In fact many nice people I myself have talked to about my own ideas 
immediately suggest that I should obviously patent them: it takes a 
long time to explain to them why this would not actually further my 
goals at all, and it is difficult for them to understand my explanation 
because the problem is rather too subtle for people who have not already 
been thinking along these lines for a while.


However all this does not affect the problem that this patent acts as a 
brick in the general structural evil in our world today: anyone who is 
trying to create a programming language environment that is accessible 
to people who use right-to-left languages is now between a rock and a 
hard place when it comes to implementing UAX #9, the standard Unicode 
algorithm for implementing the Unicode semantics of bidirectional text.
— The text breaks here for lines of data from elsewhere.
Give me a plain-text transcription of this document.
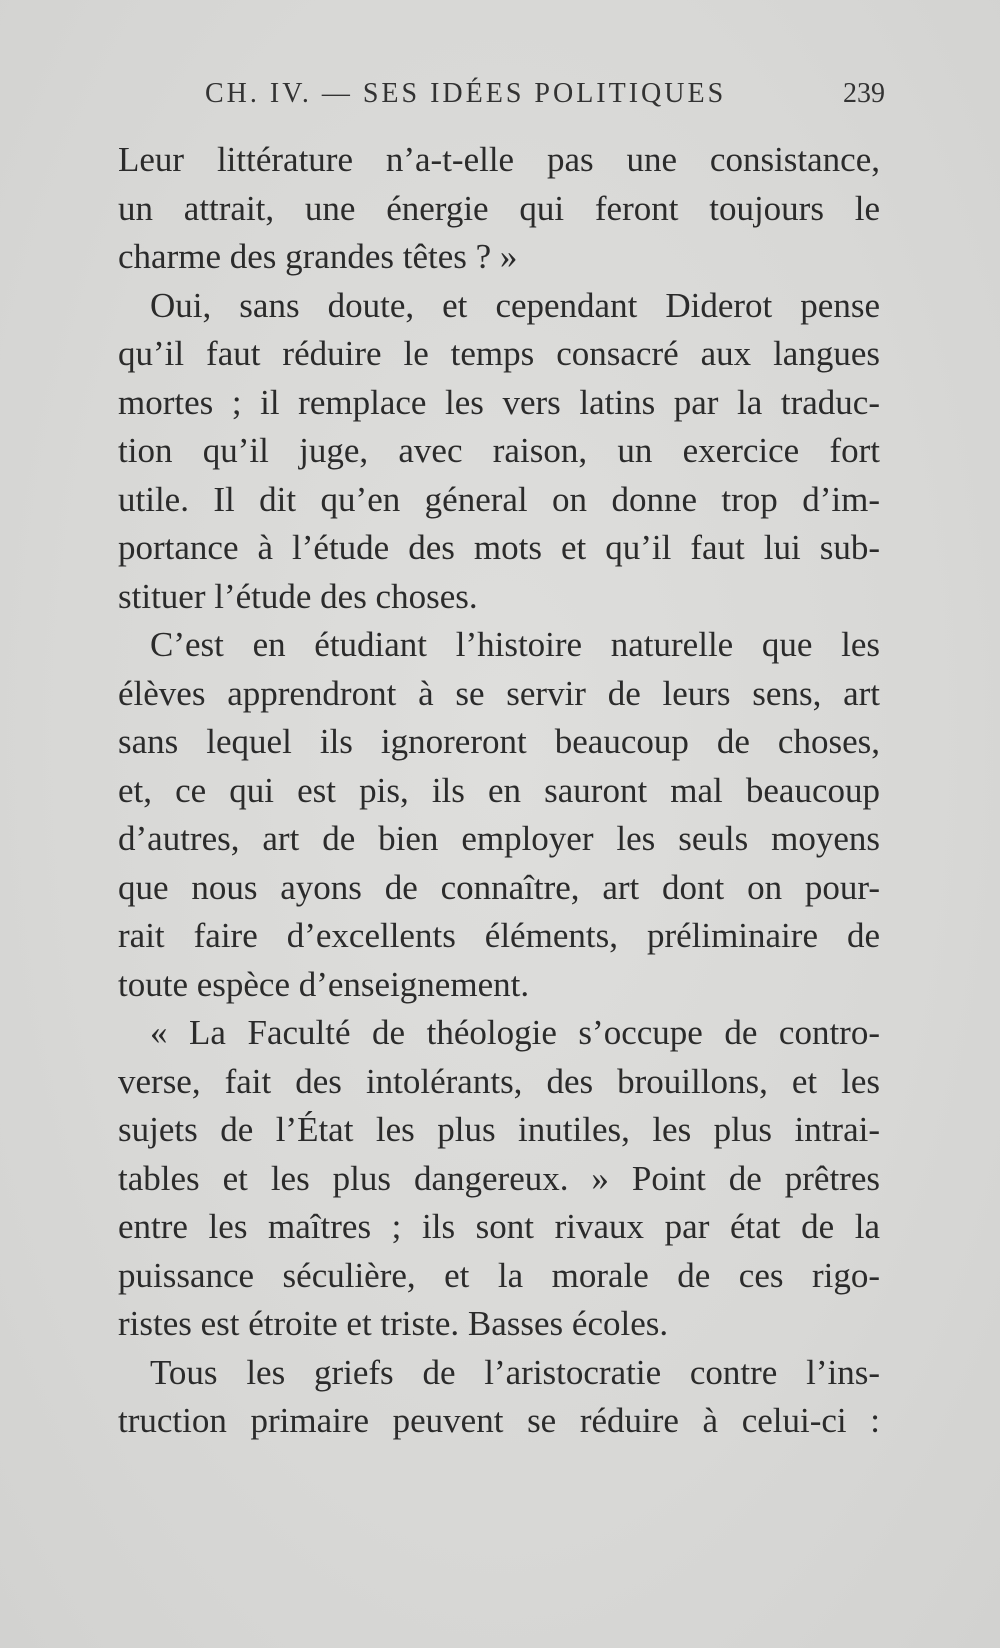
CH. IV. — SES IDÉES POLITIQUES	239
Leur littérature n’a-t-elle pas une consistance,
un attrait, une énergie qui feront toujours le
charme des grandes têtes ? »
Oui, sans doute, et cependant Diderot pense
qu’il faut réduire le temps consacré aux langues
mortes ; il remplace les vers latins par la traduc-
tion qu’il juge, avec raison, un exercice fort
utile. Il dit qu’en géneral on donne trop d’im-
portance à l’étude des mots et qu’il faut lui sub-
stituer l’étude des choses.
C’est en étudiant l’histoire naturelle que les
élèves apprendront à se servir de leurs sens, art
sans lequel ils ignoreront beaucoup de choses,
et, ce qui est pis, ils en sauront mal beaucoup
d’autres, art de bien employer les seuls moyens
que nous ayons de connaître, art dont on pour-
rait faire d’excellents éléments, préliminaire de
toute espèce d’enseignement.
« La Faculté de théologie s’occupe de contro-
verse, fait des intolérants, des brouillons, et les
sujets de l’État les plus inutiles, les plus intrai-
tables et les plus dangereux. » Point de prêtres
entre les maîtres ; ils sont rivaux par état de la
puissance séculière, et la morale de ces rigo-
ristes est étroite et triste. Basses écoles.
Tous les griefs de l’aristocratie contre l’ins-
truction primaire peuvent se réduire à celui-ci :
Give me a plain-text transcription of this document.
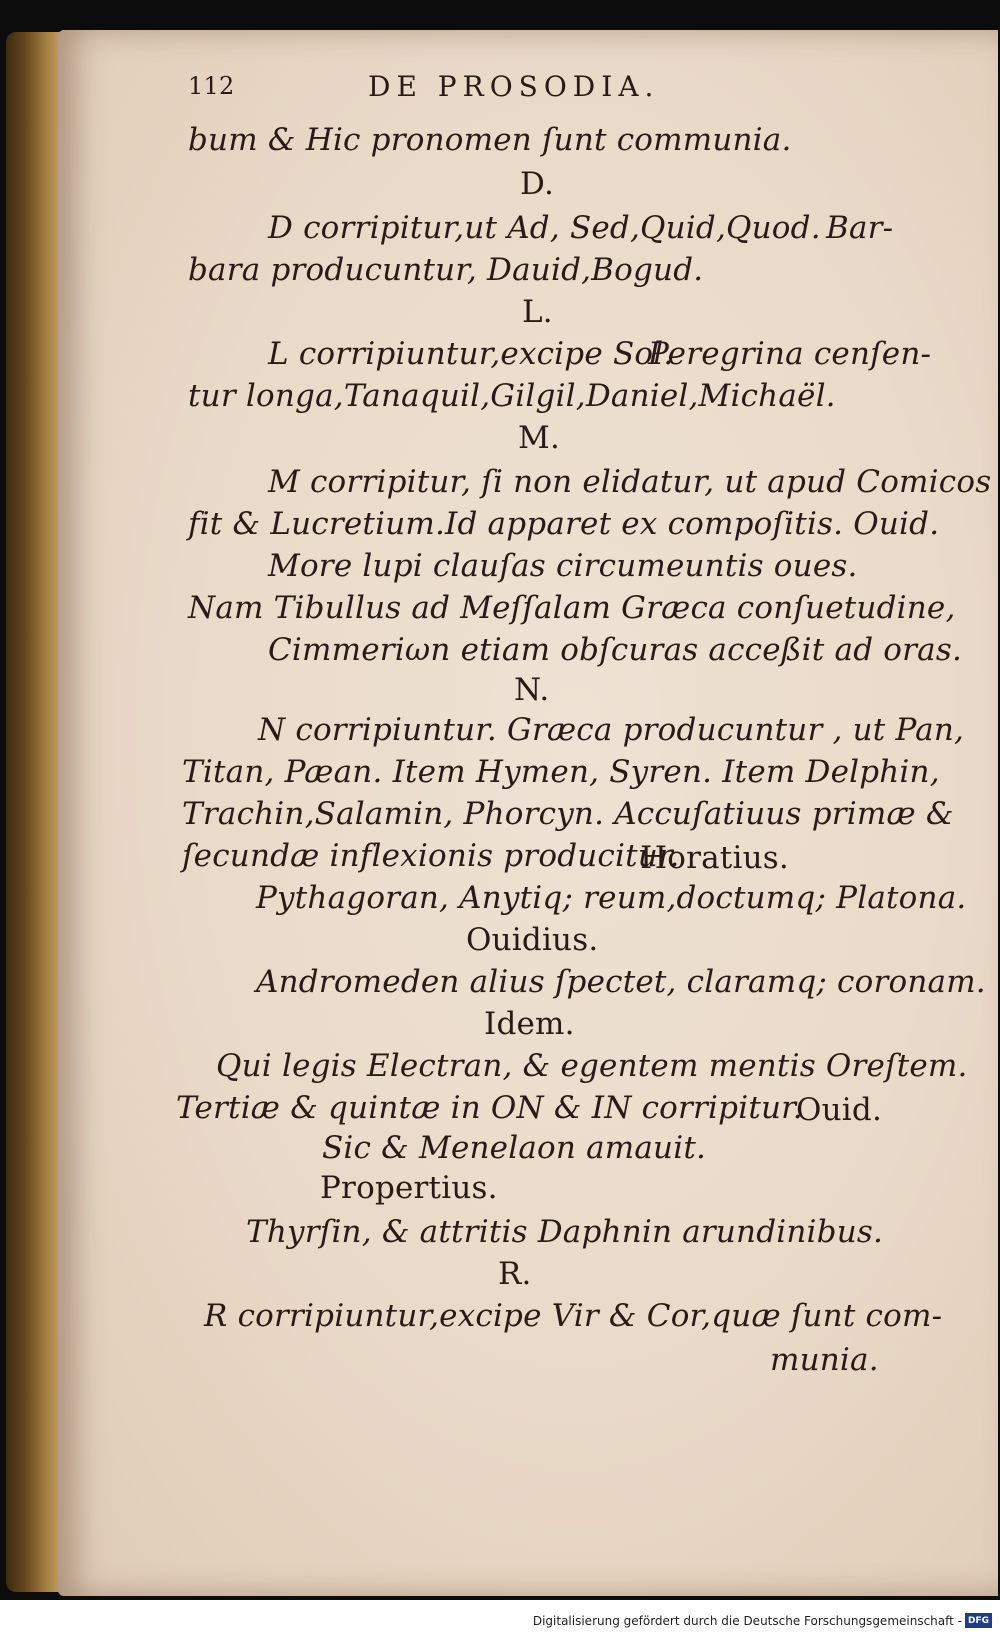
112	DE PROSODIA.
bum & Hic pronomen ſunt communia.
D.
D corripitur,ut Ad, Sed,Quid,Quod. Bar-
bara producuntur, Dauid,Bogud.
L.
L corripiuntur,excipe Sol.
Peregrina cenſen-
tur longa,Tanaquil,Gilgil,Daniel,Michaël.
M.
M corripitur, ſi non elidatur, ut apud Comicos
fit & Lucretium.Id apparet ex compoſitis. Ouid.
More lupi clauſas circumeuntis oues.
Nam Tibullus ad Meſſalam Græca conſuetudine,
Cimmeriωn etiam obſcuras acceßit ad oras.
N.
N corripiuntur. Græca producuntur , ut Pan,
Titan, Pæan. Item Hymen, Syren. Item Delphin,
Trachin,Salamin, Phorcyn. Accuſatiuus primæ &
ſecundæ inflexionis producitur.
Horatius.
Pythagoran, Anytiq; reum,doctumq; Platona.
Ouidius.
Andromeden alius ſpectet, claramq; coronam.
Idem.
Qui legis Electran, & egentem mentis Oreſtem.
Tertiæ & quintæ in ON & IN corripitur.
Ouid.
Sic & Menelaon amauit.
Propertius.
Thyrſin, & attritis Daphnin arundinibus.
R.
R corripiuntur,excipe Vir & Cor,quæ ſunt com-
munia.
Digitalisierung gefördert durch die Deutsche Forschungsgemeinschaft - DFG
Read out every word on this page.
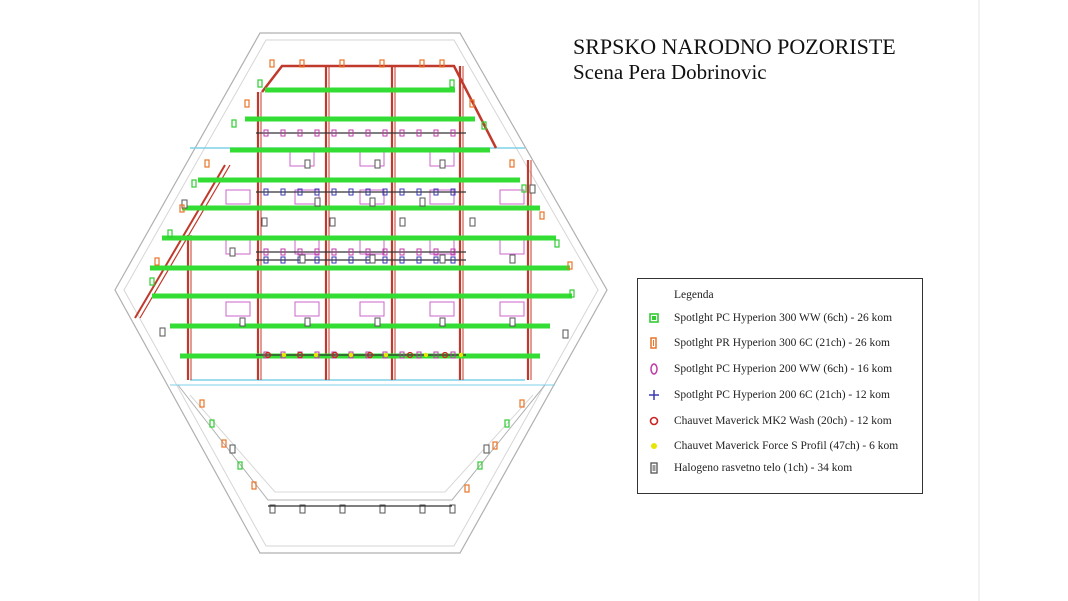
SRPSKO NARODNO POZORISTE
Scena Pera Dobrinovic
Legenda
Spotlght PC Hyperion 300 WW (6ch) - 26 kom
Spotlght PR Hyperion 300 6C (21ch) - 26 kom
Spotlght PC Hyperion 200 WW (6ch) - 16 kom
Spotlght PC Hyperion 200 6C (21ch) - 12 kom
Chauvet Maverick MK2 Wash (20ch) - 12 kom
Chauvet Maverick Force S Profil (47ch) - 6 kom
Halogeno rasvetno telo (1ch) - 34 kom
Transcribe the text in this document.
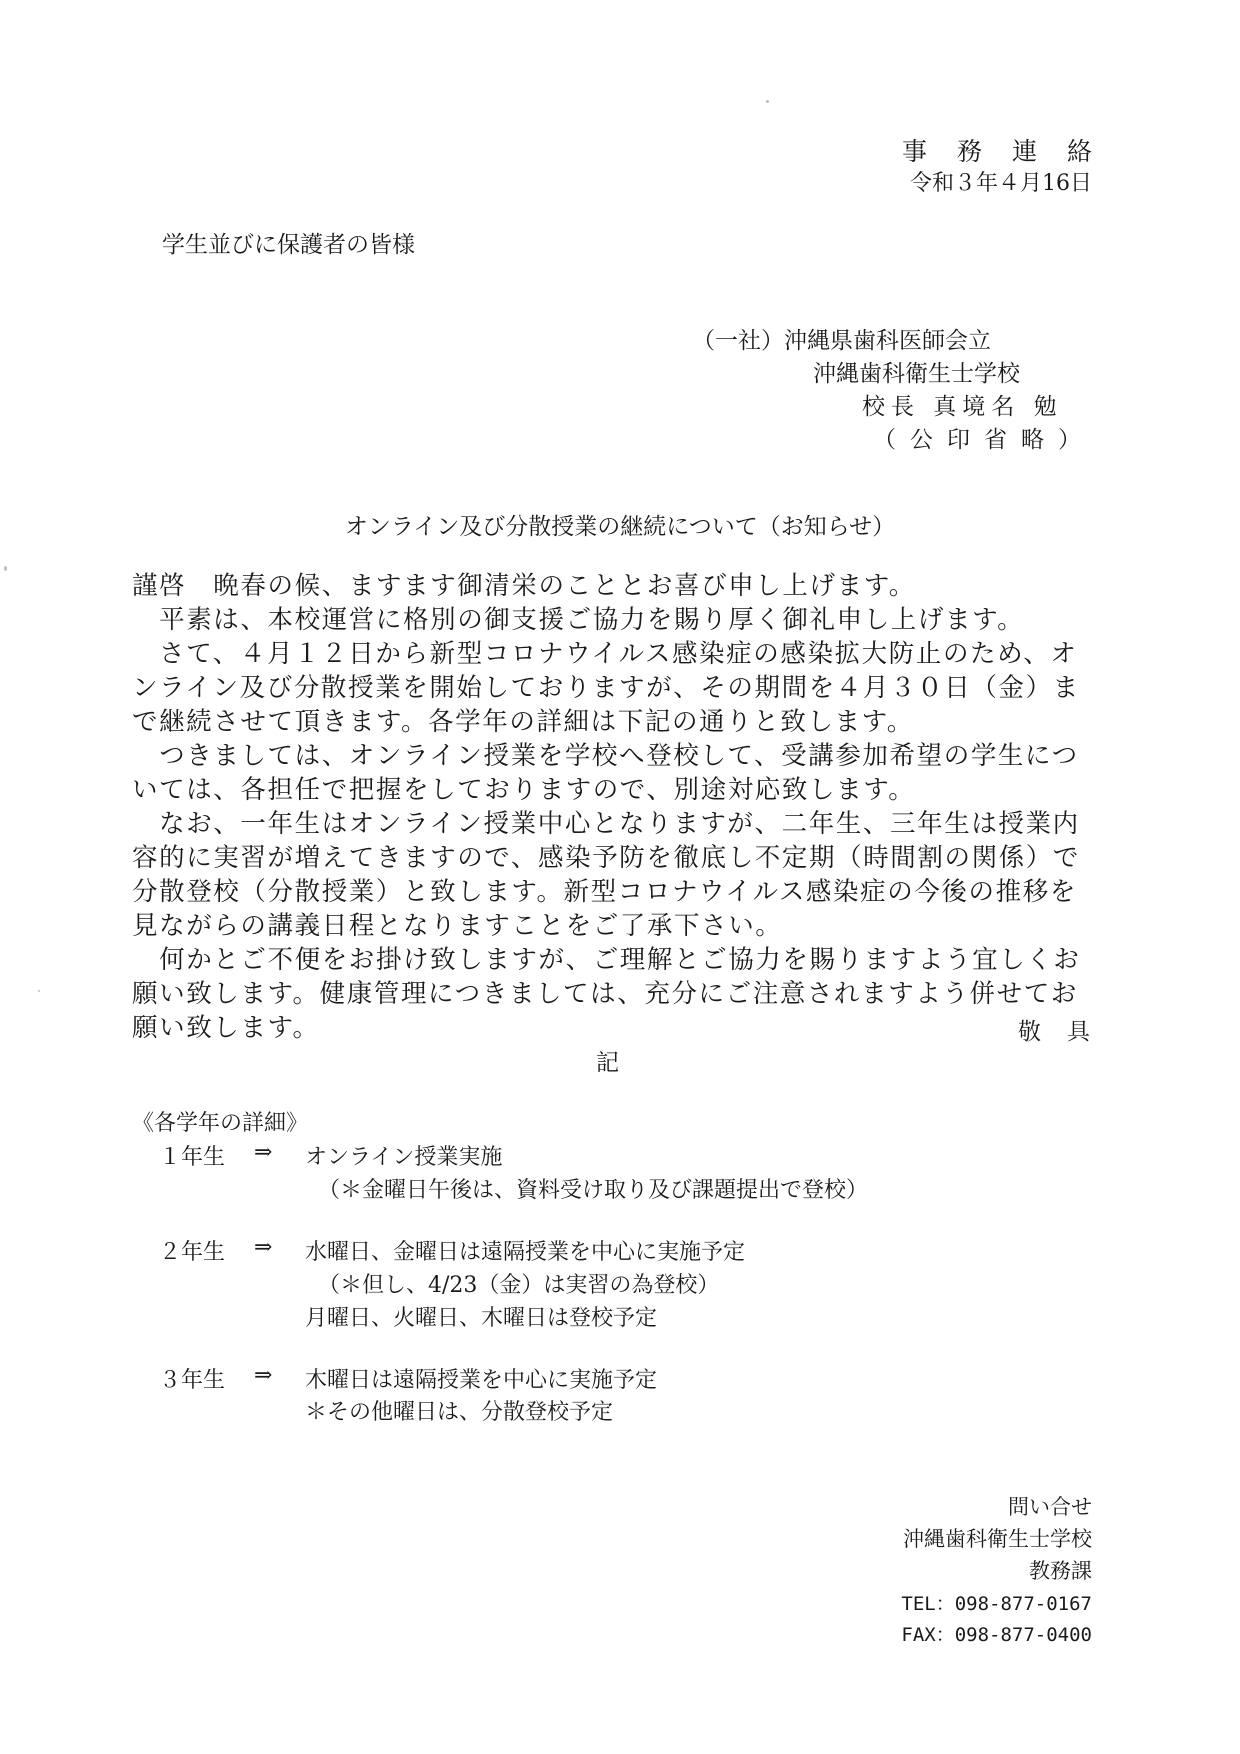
事務連絡
令和３年４月16日
学生並びに保護者の皆様
（一社）沖縄県歯科医師会立
沖縄歯科衛生士学校
校長 真境名 勉
（公印省略）
オンライン及び分散授業の継続について（お知らせ）

謹啓　晩春の候、ますます御清栄のこととお喜び申し上げます。

　平素は、本校運営に格別の御支援ご協力を賜り厚く御礼申し上げます。

　さて、４月１２日から新型コロナウイルス感染症の感染拡大防止のため、オンライン及び分散授業を開始しておりますが、その期間を４月３０日（金）まで継続させて頂きます。各学年の詳細は下記の通りと致します。

　つきましては、オンライン授業を学校へ登校して、受講参加希望の学生については、各担任で把握をしておりますので、別途対応致します。

　なお、一年生はオンライン授業中心となりますが、二年生、三年生は授業内容的に実習が増えてきますので、感染予防を徹底し不定期（時間割の関係）で分散登校（分散授業）と致します。新型コロナウイルス感染症の今後の推移を見ながらの講義日程となりますことをご了承下さい。

　何かとご不便をお掛け致しますが、ご理解とご協力を賜りますよう宜しくお願い致します。健康管理につきましては、充分にご注意されますよう併せてお願い致します。	敬具
記
《各学年の詳細》
１年生 ⇒ オンライン授業実施
（＊金曜日午後は、資料受け取り及び課題提出で登校）
２年生 ⇒ 水曜日、金曜日は遠隔授業を中心に実施予定
（＊但し、4/23（金）は実習の為登校）
月曜日、火曜日、木曜日は登校予定
３年生 ⇒ 木曜日は遠隔授業を中心に実施予定
＊その他曜日は、分散登校予定
問い合せ
沖縄歯科衛生士学校
教務課
TEL：098-877-0167
FAX：098-877-0400
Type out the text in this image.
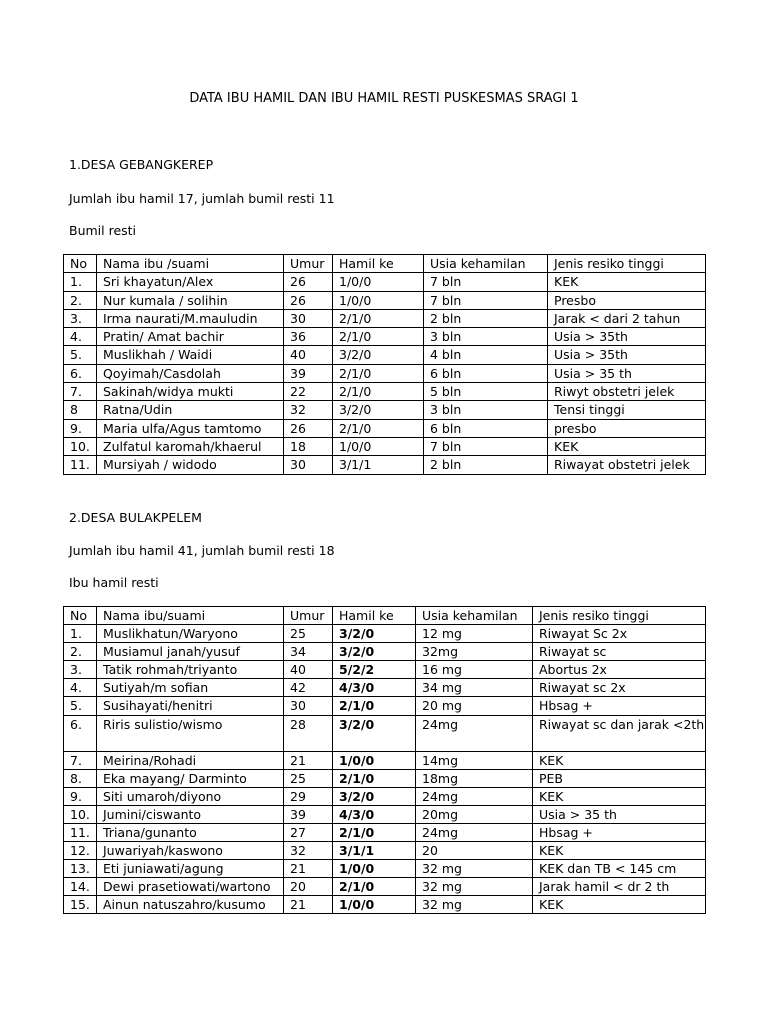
DATA IBU HAMIL DAN IBU HAMIL RESTI PUSKESMAS SRAGI 1
1.DESA GEBANGKEREP
Jumlah ibu hamil 17, jumlah bumil resti 11
Bumil resti
No	Nama ibu /suami	Umur	Hamil ke	Usia kehamilan	Jenis resiko tinggi
1.	Sri khayatun/Alex	26	1/0/0	7 bln	KEK
2.	Nur kumala / solihin	26	1/0/0	7 bln	Presbo
3.	Irma naurati/M.mauludin	30	2/1/0	2 bln	Jarak < dari 2 tahun
4.	Pratin/ Amat bachir	36	2/1/0	3 bln	Usia > 35th
5.	Muslikhah / Waidi	40	3/2/0	4 bln	Usia > 35th
6.	Qoyimah/Casdolah	39	2/1/0	6 bln	Usia > 35 th
7.	Sakinah/widya mukti	22	2/1/0	5 bln	Riwyt obstetri jelek
8	Ratna/Udin	32	3/2/0	3 bln	Tensi tinggi
9.	Maria ulfa/Agus tamtomo	26	2/1/0	6 bln	presbo
10.	Zulfatul karomah/khaerul	18	1/0/0	7 bln	KEK
11.	Mursiyah / widodo	30	3/1/1	2 bln	Riwayat obstetri jelek
2.DESA BULAKPELEM
Jumlah ibu hamil 41, jumlah bumil resti 18
Ibu hamil resti
No	Nama ibu/suami	Umur	Hamil ke	Usia kehamilan	Jenis resiko tinggi
1.	Muslikhatun/Waryono	25	3/2/0	12 mg	Riwayat Sc 2x
2.	Musiamul janah/yusuf	34	3/2/0	32mg	Riwayat sc
3.	Tatik rohmah/triyanto	40	5/2/2	16 mg	Abortus 2x
4.	Sutiyah/m sofian	42	4/3/0	34 mg	Riwayat sc 2x
5.	Susihayati/henitri	30	2/1/0	20 mg	Hbsag +
6.	Riris sulistio/wismo	28	3/2/0	24mg	Riwayat sc dan jarak <2th
7.	Meirina/Rohadi	21	1/0/0	14mg	KEK
8.	Eka mayang/ Darminto	25	2/1/0	18mg	PEB
9.	Siti umaroh/diyono	29	3/2/0	24mg	KEK
10.	Jumini/ciswanto	39	4/3/0	20mg	Usia > 35 th
11.	Triana/gunanto	27	2/1/0	24mg	Hbsag +
12.	Juwariyah/kaswono	32	3/1/1	20	KEK
13.	Eti juniawati/agung	21	1/0/0	32 mg	KEK dan TB < 145 cm
14.	Dewi prasetiowati/wartono	20	2/1/0	32 mg	Jarak hamil < dr 2 th
15.	Ainun natuszahro/kusumo	21	1/0/0	32 mg	KEK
In this particular case, I expect (but I'm not a lawyer so please don't 
take this as solid advice: it's just a hope) that a workaround for 
Haskell programmers would be to discard their natural desire to use a 
functional approach and instead just implement UAX #9 verbatim using the 
ST monad. (The patent also tries to extend itself to other functional 
languages so caution is needed all round.)


But although the above workaround *might* be legal in this particular 
instance it seems to me that as programmers we must not just let our 
craft be dominated by the psychopathic tendencies of certain elements in 
society that work hard to try to squash the ``normals'' into a life of 
brutal misery while they rampage ruthlessly about with a biological 
inability to experience empathy for other human beings. (www.ponerology.com)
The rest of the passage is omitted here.